Les politiques macro-économiques du soutien de la demande - Maxicours

Les politiques macro-économiques du soutien de la demande

Objectif

Savoir justifier les politiques macroéconomiques de soutien de la demande.

Points clés
  • Pour les keynésiens il faut soutenir la demande globale.
  • Il existe de types de politique de relance : monétaire et budgétaire.
  • Les limites de la politique keynésienne sont la contrainte extérieure, la contrainte budgétaire, le progrès technique.
Pour bien comprendre
  • Les classiques sont favorables à une pratique libérale de l’économie selon la loi du marché.
  • Les keynésiens prônent une intervention de l’État en faveur de la demande.
  • Pour les keynésiens, la raison du chômage est une insuffisance de la demande globale qui correspond à la consommation et à l’investissement.
1. Les politiques de relance conjoncturelle

Lorsque l’offre est supérieure à la demande de biens et de services : on est alors en présence de chômage keynésien. Les ménages ne consomment pas assez, ce qui crée un problème de demande. Il faut alors augmenter le pouvoir d’achat des ménages, mener des politiques de relance de la demande, etc. Afin de lutter contre ce chômage, il faut donc mettre en œuvre des politiques conjoncturelles de relance par la demande, en agissant sur ses deux leviers majeurs : la consommation des ménages et l'investissement des entreprises.

Les politiques de relance ont donc pour but d’accroître la demande pour que les entreprises retrouvent la confiance et se remettent à investir et embaucher.

Cela peut se faire par deux moyens privilégiés. D'une part, la politique monétaire : une baisse des taux d’intérêts va permettre aux ménages de consommer à crédit et aux entreprises de financer plus facilement leurs investissements.

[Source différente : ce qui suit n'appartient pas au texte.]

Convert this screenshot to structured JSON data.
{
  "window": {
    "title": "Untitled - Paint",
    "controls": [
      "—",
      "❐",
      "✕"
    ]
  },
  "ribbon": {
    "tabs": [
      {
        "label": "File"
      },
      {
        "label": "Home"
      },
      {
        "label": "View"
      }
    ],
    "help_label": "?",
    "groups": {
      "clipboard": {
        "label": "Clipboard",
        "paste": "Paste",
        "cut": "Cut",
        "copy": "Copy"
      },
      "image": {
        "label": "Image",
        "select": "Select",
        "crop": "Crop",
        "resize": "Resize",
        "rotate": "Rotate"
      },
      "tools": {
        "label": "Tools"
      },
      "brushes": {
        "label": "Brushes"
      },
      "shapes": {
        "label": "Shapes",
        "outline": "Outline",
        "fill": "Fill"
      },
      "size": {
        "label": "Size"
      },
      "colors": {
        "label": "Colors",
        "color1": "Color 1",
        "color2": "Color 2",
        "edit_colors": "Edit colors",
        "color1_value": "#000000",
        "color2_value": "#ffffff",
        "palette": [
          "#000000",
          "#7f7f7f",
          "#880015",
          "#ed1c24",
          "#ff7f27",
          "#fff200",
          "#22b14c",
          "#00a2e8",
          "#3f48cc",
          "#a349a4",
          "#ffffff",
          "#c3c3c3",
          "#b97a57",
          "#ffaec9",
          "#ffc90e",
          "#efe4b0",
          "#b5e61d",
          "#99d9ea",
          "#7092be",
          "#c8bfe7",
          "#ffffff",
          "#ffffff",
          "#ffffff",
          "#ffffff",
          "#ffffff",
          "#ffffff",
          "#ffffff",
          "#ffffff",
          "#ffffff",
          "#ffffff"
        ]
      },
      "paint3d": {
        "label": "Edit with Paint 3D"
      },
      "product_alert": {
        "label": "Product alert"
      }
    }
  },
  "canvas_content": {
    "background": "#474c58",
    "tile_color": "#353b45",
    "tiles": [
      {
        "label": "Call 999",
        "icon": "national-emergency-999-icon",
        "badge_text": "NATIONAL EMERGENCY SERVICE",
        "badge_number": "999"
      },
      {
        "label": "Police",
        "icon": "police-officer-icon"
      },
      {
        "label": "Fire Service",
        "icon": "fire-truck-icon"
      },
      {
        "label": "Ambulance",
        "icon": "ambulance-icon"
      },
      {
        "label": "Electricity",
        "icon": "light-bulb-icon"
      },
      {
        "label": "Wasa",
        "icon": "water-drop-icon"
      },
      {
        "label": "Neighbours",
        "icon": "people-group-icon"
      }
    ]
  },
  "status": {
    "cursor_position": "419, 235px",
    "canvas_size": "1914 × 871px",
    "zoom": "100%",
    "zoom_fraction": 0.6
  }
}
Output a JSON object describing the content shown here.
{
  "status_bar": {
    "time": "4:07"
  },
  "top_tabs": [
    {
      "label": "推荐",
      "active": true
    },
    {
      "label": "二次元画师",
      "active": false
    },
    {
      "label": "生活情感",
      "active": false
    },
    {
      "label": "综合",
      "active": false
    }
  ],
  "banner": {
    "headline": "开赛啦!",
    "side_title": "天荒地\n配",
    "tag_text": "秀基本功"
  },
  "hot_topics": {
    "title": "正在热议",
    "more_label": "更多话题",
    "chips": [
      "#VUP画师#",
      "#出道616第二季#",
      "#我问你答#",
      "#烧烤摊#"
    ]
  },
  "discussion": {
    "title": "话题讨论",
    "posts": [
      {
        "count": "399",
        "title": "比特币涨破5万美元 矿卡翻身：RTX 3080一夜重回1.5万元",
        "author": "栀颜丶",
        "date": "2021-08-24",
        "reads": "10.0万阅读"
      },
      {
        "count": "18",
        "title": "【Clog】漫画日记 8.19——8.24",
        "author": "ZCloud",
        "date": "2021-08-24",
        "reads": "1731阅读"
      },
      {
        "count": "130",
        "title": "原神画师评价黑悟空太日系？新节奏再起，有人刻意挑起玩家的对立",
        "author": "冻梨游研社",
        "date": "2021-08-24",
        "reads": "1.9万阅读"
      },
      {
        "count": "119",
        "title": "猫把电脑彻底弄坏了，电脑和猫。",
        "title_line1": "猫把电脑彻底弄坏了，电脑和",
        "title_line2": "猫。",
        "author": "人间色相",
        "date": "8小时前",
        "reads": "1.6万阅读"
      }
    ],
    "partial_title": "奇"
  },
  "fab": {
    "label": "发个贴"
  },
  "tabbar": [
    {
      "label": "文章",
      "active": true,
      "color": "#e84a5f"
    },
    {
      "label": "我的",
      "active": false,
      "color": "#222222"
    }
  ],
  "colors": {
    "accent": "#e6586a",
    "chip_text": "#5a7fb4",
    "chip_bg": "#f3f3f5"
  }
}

Une politique de change peut être complémentaire, une dépréciation de la monnaie nationale va permettre de faciliter les exportations.

D'autre part, la politique budgétaire : l’État peut dépenser plus d’argent dans l’économie par une politique de grands travaux (New Deal de 1933) ou par une augmentation des salaires dans la fonction publique (en France en 1981). Cela permet de créer des revenus pour un grand nombre d’agents économiques par le phénomène du multiplicateur d’investissement (l’investissement initial de l’État va créer des revenus qui seront à leur tour consommés et qui serviront de revenus à d’autres agents économiques et ainsi de suite). L’État peut aussi s’appuyer sur une augmentation des revenus de transferts vers les plus démunis qui sont ceux qui, en proportion de leurs revenus, consomment le plus. Ces politiques de relance ont été largement utilisées pendant la période des Trente glorieuses et ont été en partie à l’origine de cette croissance économique durable.

2. Les limites des politiques de relance conjoncturelle

Les politiques keynésiennes connaissent plusieurs limites :

  • la contrainte extérieure : si l'appareil productif national n'est pas compétitif en matière de prix et que l'économie est ouverte aux échanges extérieurs, toute relance de la demande par l'État va se traduire par une hausse des importations plus que de la production nationale. Alors, le déficit extérieur se creuse, et le chômage ne se résorbe pas. Pour retrouver une compétitivité-prix, les États peuvent mener des politiques de réduction du cout du travail, mais ces politiques d'austérité ralentissent la croissance et risquent d'augmenter le chômage ;
  • la contrainte budgétaire : lorsque le déficit budgétaire devient permanent, la dette de l'État augmente fortement, et le paiement des intérêts de la dette creuse à son tour le déficit, c'est l'effet boule de neige, qui peut faire perdre confiance aux créanciers dans les capacités de remboursement d'un État. Dans ce cas, cet État risque de ne plus pouvoir emprunter. Les États sont donc contraints de diminuer, voire d'annuler leur déficit budgétaire, en diminuant les dépenses publiques et en augmentant les recettes fiscales. Ces politiques entretiennent récessions et ralentissement de la croissance qui ont des effets négatifs sur l'emploi et le chômage.

Le progrès technique permet des gains de productivité qui économisent le travail. En période de croissance, les entreprises peuvent alors investir pour obtenir profiter de ces gains de productivité plutôt que embaucher de nouveaux travailleurs. À long terme, la croissance de l'emploi risque donc d'être moins rapide que la croissance de la production. Il n'y a donc pas de lien évident entre croissance et création d'emplois.

Si l'État mène une relance monétaire, il existe par ailleurs un risque de tensions inflationnistes (en raison de l'augmentation de la masse monétaire). L'augmentation des prix dégrade le bilan des entreprises et peut être néfaste pour la croissance.

 

 

En conclusion, les politiques macroéconomiques de soutien de la demande peuvent répondre à un chômage conjoncturel en soutenant la demande pour ne pas que l’offre baisse et supprime des emplois.